I can tell you that in the last 2 years, online advertising performance has dropped a lot. It's a combination of people having less money and our economy doing worse and there's a lot more competition. I suspect that these companies are inflating their bids artificially. We know that Facebook penalizes people it doesn't like but provides absolute no transparency on the system. These penalties also cost you more money - which is bullshit.
All of these companies have no support to contact and you are at the beck and whim of a 3rd world outsourced tech support agent that can't do anything.
To summerize. I agree tracking is bad. But you offer all of your data up every time you use email or a search engine. It's all collected and there is no better alterantive. At least these companies are providing a service for businesses to thrive. I think they make wayyyyy too much money. If you think disabling FLoC is going to stop anyting, you havn't looked at the big picture.

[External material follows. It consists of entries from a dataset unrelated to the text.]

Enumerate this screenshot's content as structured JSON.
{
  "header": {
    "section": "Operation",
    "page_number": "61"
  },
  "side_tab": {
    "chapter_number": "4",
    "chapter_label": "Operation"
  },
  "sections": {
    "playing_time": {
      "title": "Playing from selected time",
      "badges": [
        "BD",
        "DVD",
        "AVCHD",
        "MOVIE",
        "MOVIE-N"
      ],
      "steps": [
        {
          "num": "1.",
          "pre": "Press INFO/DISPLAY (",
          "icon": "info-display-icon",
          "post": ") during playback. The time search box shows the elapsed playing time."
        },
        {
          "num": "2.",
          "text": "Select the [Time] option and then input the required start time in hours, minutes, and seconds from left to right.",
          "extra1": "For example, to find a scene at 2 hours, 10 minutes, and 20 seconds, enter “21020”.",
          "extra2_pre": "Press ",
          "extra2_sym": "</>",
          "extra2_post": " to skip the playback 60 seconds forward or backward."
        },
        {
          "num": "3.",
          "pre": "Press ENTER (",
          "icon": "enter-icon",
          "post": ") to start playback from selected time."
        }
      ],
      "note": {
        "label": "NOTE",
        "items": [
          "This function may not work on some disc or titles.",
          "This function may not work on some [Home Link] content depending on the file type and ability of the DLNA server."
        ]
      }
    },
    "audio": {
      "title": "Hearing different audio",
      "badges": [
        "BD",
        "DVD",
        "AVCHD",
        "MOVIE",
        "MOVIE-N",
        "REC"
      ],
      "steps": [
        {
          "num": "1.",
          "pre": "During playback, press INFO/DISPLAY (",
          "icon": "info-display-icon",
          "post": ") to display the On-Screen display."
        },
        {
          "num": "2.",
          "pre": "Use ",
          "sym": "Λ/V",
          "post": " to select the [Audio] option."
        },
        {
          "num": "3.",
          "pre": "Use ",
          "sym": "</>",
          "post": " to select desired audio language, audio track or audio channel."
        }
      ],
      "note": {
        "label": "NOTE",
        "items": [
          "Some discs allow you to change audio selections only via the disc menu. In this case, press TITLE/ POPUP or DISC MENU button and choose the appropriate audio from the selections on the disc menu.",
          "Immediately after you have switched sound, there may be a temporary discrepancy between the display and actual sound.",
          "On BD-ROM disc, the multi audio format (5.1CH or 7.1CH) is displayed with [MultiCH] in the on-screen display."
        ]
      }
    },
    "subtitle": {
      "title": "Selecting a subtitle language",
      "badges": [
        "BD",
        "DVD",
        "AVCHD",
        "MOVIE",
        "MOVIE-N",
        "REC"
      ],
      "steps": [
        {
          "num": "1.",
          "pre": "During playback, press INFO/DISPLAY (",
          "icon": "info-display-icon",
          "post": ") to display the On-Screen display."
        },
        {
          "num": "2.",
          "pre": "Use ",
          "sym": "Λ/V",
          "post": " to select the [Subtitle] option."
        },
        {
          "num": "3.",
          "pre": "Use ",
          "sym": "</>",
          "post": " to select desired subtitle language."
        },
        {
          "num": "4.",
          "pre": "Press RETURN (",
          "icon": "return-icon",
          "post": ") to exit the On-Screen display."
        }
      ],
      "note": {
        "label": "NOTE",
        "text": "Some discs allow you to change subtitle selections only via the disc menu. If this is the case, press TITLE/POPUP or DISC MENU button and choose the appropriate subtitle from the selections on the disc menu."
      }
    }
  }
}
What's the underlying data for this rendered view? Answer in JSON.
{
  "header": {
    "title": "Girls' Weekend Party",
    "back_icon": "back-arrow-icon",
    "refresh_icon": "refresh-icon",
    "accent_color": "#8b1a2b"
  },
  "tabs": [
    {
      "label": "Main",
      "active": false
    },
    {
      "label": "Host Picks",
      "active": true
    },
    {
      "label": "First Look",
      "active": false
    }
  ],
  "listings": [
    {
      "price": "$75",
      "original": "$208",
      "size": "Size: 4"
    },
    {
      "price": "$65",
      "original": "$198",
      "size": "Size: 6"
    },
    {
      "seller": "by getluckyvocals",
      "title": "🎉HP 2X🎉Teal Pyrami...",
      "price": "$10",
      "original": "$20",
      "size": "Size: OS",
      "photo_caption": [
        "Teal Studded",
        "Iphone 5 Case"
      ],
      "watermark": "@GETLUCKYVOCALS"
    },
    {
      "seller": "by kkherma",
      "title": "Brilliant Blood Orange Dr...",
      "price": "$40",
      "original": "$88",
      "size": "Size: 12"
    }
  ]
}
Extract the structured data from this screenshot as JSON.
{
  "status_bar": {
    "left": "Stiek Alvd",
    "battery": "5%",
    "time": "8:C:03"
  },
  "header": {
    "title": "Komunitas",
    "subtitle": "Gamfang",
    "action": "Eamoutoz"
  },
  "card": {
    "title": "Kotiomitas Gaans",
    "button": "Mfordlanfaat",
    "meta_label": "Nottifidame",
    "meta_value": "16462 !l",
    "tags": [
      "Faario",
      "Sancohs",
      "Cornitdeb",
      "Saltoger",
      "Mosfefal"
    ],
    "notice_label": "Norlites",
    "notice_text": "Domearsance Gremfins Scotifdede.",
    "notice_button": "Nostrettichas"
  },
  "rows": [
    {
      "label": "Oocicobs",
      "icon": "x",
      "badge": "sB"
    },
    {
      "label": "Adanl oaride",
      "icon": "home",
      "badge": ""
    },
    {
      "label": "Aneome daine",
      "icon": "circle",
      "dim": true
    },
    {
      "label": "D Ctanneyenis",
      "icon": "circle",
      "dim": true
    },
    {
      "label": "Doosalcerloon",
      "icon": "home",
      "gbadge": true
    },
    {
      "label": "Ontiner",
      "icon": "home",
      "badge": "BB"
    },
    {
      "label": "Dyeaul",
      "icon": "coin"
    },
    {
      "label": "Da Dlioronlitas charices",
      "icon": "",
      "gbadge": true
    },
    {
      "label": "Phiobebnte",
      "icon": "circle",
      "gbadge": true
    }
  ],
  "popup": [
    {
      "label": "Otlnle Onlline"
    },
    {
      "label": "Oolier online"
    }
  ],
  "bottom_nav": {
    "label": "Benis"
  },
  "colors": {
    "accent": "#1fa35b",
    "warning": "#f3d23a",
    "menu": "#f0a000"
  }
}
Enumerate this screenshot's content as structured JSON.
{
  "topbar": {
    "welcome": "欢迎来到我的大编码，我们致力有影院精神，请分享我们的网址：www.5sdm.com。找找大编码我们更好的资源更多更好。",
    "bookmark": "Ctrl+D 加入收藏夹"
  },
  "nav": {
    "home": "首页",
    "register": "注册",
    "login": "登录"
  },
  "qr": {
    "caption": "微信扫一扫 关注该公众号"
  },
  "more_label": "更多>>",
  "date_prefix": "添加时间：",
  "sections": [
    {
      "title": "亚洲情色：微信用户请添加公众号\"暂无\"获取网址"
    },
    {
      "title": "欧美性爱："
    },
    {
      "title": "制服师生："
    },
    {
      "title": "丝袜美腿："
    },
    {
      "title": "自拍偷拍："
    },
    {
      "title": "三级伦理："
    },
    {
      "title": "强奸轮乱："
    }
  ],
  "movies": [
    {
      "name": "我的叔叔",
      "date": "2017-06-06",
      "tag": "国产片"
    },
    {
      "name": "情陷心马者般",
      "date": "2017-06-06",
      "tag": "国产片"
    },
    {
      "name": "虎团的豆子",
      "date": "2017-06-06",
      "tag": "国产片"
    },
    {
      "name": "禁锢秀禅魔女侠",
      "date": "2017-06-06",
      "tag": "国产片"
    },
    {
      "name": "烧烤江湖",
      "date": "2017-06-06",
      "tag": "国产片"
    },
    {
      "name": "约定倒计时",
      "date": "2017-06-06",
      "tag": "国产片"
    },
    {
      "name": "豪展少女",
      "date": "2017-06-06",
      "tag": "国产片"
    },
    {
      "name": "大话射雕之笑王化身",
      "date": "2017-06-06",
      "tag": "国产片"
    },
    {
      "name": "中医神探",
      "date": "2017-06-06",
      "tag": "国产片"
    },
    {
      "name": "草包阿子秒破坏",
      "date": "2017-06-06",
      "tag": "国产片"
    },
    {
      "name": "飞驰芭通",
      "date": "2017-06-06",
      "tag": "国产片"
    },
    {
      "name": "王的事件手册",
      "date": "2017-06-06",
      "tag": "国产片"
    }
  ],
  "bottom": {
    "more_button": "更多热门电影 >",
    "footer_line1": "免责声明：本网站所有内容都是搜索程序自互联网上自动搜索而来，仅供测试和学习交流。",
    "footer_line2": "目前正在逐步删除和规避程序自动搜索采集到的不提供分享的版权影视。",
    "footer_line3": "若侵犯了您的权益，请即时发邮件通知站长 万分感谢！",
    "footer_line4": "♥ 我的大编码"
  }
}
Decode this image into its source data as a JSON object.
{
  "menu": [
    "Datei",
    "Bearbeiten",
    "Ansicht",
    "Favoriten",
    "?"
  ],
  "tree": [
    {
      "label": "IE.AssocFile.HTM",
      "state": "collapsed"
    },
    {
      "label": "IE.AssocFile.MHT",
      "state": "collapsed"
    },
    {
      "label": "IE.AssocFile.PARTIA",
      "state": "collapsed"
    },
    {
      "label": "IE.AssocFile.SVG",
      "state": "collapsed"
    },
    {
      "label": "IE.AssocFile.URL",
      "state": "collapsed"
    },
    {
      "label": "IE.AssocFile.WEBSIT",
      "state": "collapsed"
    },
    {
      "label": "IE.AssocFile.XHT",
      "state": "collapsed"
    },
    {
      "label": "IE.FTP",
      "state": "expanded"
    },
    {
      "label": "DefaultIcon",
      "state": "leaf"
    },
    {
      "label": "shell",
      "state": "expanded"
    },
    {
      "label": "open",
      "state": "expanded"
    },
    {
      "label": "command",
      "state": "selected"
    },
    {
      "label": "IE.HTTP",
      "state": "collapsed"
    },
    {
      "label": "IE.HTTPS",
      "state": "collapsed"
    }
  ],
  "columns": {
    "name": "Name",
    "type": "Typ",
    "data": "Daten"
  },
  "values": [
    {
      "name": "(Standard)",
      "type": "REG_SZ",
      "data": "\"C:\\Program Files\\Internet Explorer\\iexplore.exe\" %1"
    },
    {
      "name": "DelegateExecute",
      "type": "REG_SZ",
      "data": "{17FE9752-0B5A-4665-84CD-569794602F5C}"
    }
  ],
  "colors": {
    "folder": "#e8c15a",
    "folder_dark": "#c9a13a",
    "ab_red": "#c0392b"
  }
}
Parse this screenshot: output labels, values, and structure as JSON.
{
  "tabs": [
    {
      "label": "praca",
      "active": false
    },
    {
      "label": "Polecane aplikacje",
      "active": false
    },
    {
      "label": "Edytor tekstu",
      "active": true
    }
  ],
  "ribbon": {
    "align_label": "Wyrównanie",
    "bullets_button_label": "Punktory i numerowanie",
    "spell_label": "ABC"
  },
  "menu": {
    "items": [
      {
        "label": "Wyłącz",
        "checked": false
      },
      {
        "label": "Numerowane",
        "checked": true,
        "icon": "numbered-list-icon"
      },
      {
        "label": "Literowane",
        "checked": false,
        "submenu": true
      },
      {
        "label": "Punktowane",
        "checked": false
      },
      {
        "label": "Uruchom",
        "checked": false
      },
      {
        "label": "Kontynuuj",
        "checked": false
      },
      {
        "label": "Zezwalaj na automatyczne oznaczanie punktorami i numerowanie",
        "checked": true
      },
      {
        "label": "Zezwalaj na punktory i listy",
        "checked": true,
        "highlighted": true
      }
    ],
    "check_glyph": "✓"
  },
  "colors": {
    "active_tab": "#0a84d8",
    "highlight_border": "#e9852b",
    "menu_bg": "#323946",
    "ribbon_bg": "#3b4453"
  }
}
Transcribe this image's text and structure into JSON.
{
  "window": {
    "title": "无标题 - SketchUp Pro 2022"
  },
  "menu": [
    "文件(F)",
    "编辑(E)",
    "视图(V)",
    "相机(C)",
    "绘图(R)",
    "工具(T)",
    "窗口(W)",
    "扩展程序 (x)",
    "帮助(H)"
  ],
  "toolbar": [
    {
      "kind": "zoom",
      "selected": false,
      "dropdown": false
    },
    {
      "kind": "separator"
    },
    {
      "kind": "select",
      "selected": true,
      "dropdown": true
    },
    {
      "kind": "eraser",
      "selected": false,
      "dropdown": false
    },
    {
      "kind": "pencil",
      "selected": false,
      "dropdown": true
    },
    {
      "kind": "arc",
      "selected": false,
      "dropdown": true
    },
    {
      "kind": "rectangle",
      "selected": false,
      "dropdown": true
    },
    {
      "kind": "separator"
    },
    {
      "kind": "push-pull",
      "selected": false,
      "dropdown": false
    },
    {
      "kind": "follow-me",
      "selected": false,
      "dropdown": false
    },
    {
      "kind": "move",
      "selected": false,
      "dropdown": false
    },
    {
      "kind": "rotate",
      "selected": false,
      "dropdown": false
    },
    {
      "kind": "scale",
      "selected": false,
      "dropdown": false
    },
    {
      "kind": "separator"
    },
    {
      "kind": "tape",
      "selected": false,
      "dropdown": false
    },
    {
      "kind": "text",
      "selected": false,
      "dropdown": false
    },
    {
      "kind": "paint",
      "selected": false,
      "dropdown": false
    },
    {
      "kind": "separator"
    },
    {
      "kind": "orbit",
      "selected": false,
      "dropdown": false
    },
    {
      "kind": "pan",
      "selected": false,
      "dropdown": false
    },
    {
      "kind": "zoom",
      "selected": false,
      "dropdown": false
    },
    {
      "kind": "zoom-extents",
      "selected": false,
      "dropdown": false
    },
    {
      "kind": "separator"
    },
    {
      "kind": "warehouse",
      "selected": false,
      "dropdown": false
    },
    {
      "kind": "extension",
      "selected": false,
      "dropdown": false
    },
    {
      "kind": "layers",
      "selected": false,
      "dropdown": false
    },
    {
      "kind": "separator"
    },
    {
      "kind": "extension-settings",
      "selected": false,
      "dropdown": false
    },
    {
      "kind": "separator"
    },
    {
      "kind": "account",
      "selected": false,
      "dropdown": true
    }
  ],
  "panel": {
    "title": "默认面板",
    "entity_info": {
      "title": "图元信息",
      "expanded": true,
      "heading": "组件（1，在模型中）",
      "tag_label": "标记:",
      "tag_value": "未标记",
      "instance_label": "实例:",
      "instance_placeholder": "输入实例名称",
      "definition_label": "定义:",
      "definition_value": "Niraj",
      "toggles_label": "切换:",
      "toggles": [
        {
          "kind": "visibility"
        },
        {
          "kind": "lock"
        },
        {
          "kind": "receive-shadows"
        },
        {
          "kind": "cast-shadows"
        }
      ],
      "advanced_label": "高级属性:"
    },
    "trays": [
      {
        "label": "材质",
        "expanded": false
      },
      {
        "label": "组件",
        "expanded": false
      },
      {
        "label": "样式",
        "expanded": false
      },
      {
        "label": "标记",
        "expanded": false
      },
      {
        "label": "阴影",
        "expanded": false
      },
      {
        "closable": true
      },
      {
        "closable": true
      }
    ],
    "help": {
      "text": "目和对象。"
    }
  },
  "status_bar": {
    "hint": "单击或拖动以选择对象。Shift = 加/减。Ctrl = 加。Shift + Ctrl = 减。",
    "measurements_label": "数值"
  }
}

If people want to stop being tracked, get off the internet, don't use a search engine, don't use email. But that isn't practical. If you think any of these "Privacy Safe" companeis are doing anything other than just charging you and still handing your data over to what ever 3 letter agency requests it under an NSL, you're crazy.
Wow, that was...brave...
What is wrong with FloC and what's a better alternative?
Brave is a web browser, and I found this in the code: federated_learning::kFederatedLearningOfCohorts, I suppose that's what FLoC stands for.
Disabling FLoC is reactionary, performative, and honestly, counterproductive.
Ad industry: "Look. We listened to your concerns about ad privacy. Here's a solution that gives you everything you want. Now we can serve interest-based ads without tracking you across the internet. You win."
Brave: "We don't want a solution. We want to be sanctimonious and angry!"
Instead of more palatable user tracking, how about we tell advertisers and internet companies: fuck off, we don't want any tracking? How about we hunt down and eliminate all features that allow cross-site information sharing? How about we treat attacks on user privacy as security problems of the web standards, Ã la Tor, and build technology that aggressively hides any user signature in any layer, from rotating IP and MAC addresses to user agents, referers and canvas leaks?
But wait you say, how would the very useful internet ecosystem survive without advertising revenue? Well, there is nothing wrong with advertising per se, it's a natural part of a free market economy. It's ok to target ads to the user's search terms or social feed. The problem is that, in the pursuit of advertising revenue, a cutthroat economic competition pushed advertisers to mine more and more personal data simply to stay competitive. It's a low sum game: it doesn't bring much more money in advertising or make the internet significantly more useful, but it destroys the privacy of everyone. A spectacular market failure ripe for correction.